La scomparsa di Rodolfo Rodà (Radiotouring)

Triste notizia per tutti gli addetti ai lavori della radiofonia. Si è spento nei giorni scorsi Rodolfo Rodà, che aveva creato e portato avanti per tanti anni Radiotouring di Reggio Calabria.

È morto nei giorni scorsi Rodolfo Rodà, editore di Radiotouring e storico "pioniere" della radiofonia a Reggio Calabria e provincia.

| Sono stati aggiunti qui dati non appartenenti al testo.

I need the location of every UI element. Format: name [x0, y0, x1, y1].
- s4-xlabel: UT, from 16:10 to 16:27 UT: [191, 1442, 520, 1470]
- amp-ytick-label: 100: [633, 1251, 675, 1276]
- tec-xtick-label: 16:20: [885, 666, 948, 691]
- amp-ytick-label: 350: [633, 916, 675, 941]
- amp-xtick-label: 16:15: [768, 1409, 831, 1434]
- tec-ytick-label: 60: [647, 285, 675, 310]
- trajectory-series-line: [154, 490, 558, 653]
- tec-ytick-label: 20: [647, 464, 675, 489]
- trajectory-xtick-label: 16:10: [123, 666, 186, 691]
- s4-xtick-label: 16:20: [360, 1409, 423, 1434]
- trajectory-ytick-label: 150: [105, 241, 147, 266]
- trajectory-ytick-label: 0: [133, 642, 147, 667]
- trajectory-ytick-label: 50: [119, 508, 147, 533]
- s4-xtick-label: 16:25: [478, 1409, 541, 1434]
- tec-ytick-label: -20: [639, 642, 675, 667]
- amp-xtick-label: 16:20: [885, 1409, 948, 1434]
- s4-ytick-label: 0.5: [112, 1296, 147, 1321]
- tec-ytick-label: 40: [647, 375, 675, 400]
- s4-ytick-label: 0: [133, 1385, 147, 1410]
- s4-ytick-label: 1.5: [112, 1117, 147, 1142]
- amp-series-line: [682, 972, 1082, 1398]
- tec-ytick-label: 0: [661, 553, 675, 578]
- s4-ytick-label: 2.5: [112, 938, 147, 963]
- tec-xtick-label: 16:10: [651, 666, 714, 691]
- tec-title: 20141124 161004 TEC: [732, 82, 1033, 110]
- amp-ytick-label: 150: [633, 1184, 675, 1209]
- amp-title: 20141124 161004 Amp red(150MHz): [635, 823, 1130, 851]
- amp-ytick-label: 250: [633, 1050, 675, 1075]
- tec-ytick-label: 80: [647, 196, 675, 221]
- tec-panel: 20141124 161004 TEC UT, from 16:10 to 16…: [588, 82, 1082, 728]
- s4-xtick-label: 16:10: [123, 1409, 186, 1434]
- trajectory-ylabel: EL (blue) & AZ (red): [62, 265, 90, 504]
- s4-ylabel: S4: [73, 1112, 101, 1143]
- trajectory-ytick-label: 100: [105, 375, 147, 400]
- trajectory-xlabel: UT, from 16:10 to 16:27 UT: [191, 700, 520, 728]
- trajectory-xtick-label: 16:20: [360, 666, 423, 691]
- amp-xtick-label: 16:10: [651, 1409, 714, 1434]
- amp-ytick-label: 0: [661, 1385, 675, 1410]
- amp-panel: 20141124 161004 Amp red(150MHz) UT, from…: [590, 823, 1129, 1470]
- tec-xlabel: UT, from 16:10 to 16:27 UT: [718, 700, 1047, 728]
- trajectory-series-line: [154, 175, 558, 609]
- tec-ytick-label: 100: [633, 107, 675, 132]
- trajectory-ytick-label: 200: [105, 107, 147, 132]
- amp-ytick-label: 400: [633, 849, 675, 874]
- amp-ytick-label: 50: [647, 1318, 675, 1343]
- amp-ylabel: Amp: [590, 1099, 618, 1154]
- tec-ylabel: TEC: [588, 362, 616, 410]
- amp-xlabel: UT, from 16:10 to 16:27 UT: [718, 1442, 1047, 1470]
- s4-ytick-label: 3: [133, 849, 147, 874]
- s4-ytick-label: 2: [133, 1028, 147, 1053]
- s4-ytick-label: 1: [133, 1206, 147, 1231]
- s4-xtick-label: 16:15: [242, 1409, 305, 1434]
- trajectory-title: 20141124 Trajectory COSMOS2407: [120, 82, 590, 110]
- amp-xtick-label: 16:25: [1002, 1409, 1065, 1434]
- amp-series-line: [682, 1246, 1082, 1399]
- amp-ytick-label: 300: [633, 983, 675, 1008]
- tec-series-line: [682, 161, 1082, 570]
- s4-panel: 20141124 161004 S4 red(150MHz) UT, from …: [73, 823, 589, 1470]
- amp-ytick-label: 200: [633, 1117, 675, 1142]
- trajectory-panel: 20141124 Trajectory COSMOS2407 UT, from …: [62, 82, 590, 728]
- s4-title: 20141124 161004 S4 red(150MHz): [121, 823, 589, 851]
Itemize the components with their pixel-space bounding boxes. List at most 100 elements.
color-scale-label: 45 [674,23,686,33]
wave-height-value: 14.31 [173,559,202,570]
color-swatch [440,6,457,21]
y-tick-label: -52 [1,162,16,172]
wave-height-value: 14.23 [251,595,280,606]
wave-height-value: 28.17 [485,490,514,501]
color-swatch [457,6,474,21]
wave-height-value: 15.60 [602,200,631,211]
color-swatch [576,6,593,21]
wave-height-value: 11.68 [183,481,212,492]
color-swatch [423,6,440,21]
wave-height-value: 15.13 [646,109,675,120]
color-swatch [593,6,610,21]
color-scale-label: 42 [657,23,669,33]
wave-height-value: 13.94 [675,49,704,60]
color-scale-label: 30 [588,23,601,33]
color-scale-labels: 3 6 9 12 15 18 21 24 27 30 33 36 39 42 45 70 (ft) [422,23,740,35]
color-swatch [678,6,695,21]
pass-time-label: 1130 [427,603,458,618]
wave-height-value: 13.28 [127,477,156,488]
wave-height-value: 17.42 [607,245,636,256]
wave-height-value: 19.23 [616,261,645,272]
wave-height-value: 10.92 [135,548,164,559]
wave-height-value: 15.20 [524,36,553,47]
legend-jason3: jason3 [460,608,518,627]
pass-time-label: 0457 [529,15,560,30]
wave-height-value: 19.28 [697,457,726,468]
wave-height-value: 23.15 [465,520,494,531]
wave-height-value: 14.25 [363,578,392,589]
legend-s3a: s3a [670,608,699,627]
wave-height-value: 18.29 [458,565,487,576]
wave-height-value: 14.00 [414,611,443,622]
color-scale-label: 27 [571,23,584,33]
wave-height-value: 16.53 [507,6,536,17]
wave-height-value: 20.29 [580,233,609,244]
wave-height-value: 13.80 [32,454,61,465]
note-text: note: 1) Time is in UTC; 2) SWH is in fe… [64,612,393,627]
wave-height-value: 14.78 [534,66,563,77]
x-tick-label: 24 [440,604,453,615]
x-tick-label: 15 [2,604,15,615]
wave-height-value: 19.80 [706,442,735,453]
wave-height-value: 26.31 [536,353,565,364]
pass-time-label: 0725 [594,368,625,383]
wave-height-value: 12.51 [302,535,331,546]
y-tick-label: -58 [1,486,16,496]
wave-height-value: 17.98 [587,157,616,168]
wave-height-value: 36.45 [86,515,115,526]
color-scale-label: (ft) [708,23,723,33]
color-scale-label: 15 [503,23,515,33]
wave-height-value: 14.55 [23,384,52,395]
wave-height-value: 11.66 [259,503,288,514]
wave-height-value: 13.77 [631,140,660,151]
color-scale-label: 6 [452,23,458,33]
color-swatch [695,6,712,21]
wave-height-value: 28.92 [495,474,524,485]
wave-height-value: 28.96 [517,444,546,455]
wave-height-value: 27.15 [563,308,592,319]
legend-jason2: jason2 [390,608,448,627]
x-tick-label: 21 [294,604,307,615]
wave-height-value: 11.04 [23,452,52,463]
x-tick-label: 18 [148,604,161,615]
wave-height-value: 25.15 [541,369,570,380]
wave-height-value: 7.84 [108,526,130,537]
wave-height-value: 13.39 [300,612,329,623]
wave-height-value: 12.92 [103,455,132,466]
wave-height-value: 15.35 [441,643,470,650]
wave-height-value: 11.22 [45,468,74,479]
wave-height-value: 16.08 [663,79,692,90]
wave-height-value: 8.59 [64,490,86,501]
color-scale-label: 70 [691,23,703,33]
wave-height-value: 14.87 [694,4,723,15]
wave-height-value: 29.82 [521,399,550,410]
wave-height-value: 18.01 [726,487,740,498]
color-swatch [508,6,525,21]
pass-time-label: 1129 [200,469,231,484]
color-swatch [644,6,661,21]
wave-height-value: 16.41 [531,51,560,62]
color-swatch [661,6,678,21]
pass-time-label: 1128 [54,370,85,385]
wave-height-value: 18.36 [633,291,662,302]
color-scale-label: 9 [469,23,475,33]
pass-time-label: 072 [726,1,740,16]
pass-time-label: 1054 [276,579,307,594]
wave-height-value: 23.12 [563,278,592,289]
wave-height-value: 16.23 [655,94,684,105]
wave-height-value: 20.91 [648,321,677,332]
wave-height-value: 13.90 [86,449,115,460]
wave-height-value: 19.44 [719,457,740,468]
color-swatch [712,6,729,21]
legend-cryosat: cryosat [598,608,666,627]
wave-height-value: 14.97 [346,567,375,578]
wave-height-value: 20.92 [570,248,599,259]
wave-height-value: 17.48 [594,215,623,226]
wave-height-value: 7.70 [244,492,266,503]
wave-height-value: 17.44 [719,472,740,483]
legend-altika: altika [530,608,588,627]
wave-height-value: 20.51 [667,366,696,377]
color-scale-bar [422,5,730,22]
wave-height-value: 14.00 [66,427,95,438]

Aveva creato dal nulla un'emittente radiofonica d'avanguardia che tuttora è leader di mercato e protagonista sulla piazza di Reggio.

Lascia la moglie Stefania e tre figli (Giuseppe, Roberta e Federica).

Rodà era anche da sempre 'voce' della Reggina e del popolo amaranto, mentre Radiotouring era (ed è) la Radio ufficiale della squadra di calcio calabrese.

Vediamo ora un ricordo di Rodà che abbiamo rintracciato sul sito striil.it, quotidiano in tempo reale, a firma di Giusva Branca e Raffaele Mortelliti:

«È morto Rodolfo Rodà.

Se per decenni Radiotouring è vissuta grazie a lui, ora possiamo tranquillamente affermare che lui continui a vivere in Radiotouring.

Nel nostro territorio lo conoscevano in tanti, ma anche chi non lo conosceva di persona sapeva perfettamente che l'anima di Radiotouring era legata a lui.

E Radiotouring, dal 1976, ha rappresentato molto di più di una semplice Radio; ha rappresentato nei momenti bui della città il vero collante per decine di migliaia di ascoltatori.

Non ce ne vogliano altre colonne che hanno fatto la storia di questa Radio, come Rocco Musolino e Gianni Baccellieri, ma Rodolfo Rodà ha rappresentato l'anima e la risorsa principale.

Lui, Baccellieri e Musolino hanno creduto per primi che Radiotouring potesse diventare l'avanguardia quando i media reggini erano ridotti alla pagina locale di un quotidiano messinese, 'Gazzetta del Sud', e ad un'altra avanguardia, Telereggio.

Radiotouring, con la guida di Rodà, negli anni ha - però - vinto per distacco la competizione con i suoi antagonisti. Rodà ha visto lungo, proiettandosi nel futuro, mentre altri restavano immobili, lustro dopo lustro.

Ha capito in fretta che Radiotouring era per una provincia intera (ed oltre) il vero testimone degli eventi, di ciò che accadeva, superando, poi, anche questa barriera arrivando non solo a raccontarli, gli eventi, ma anche ad inventarli, a produrli.

Ancora, con decenni di anticipo, Rodà ha inventato - tramite la Radio - la prima vera conurbazione: "la radio del ponte" è uno slogan tanto antico quanto riuscito.

Rodà, Musolino e Baccellieri hanno legato la città ai suoi momenti più delicati, più importanti e significativi. Raccontare le imprese o le disfatte della Reggina ha avuto il medesimo peso sociale che essere presenti in presa diretta alle visite del Papa piuttosto che strappare sorrisi alla domenica mattina con "Mela & Tota".

Rodà, con il suo impegno, con le sue giornate interamente spese per la Radio, ha regalato al territorio un esempio fulgido di ciò che si può fare, sul piano dello sviluppo, dalle nostre parti.

Radiotouring, la sua sede, dimostrano che, se si vuole osare, se si esce dallo stereotipo del "chi te lo fa fareO", anche a Reggio si può.

A Rodolfo Rodà, tra gli altri, va riconosciuto un altro merito: quello di avere offerto a centinaia di giovani - tra cui anche i sottoscritti e speriamo che per la città questa non sia una colpa... - un'opportunità unica: fare Radio, trasmettere, esprimersi liberamente, mettere in contatto tra loro anime tra le più diverse della provincia.

Non è poco, credeteci.

Se Reggio, dal 1976 è cresciuta, se i Reggini dal 1976 ad oggi hanno conservato un respiro di libertà espressiva, di autonomia di pensiero, una parte del merito va a Radiotouring e, nello specifico, a Rodolfo Rodà.

Rodolfo è morto. Viva Radiotouring».

Ci associamo ed esprimiamo alla famiglia e allo staff di Touring le più sentite condiglianze.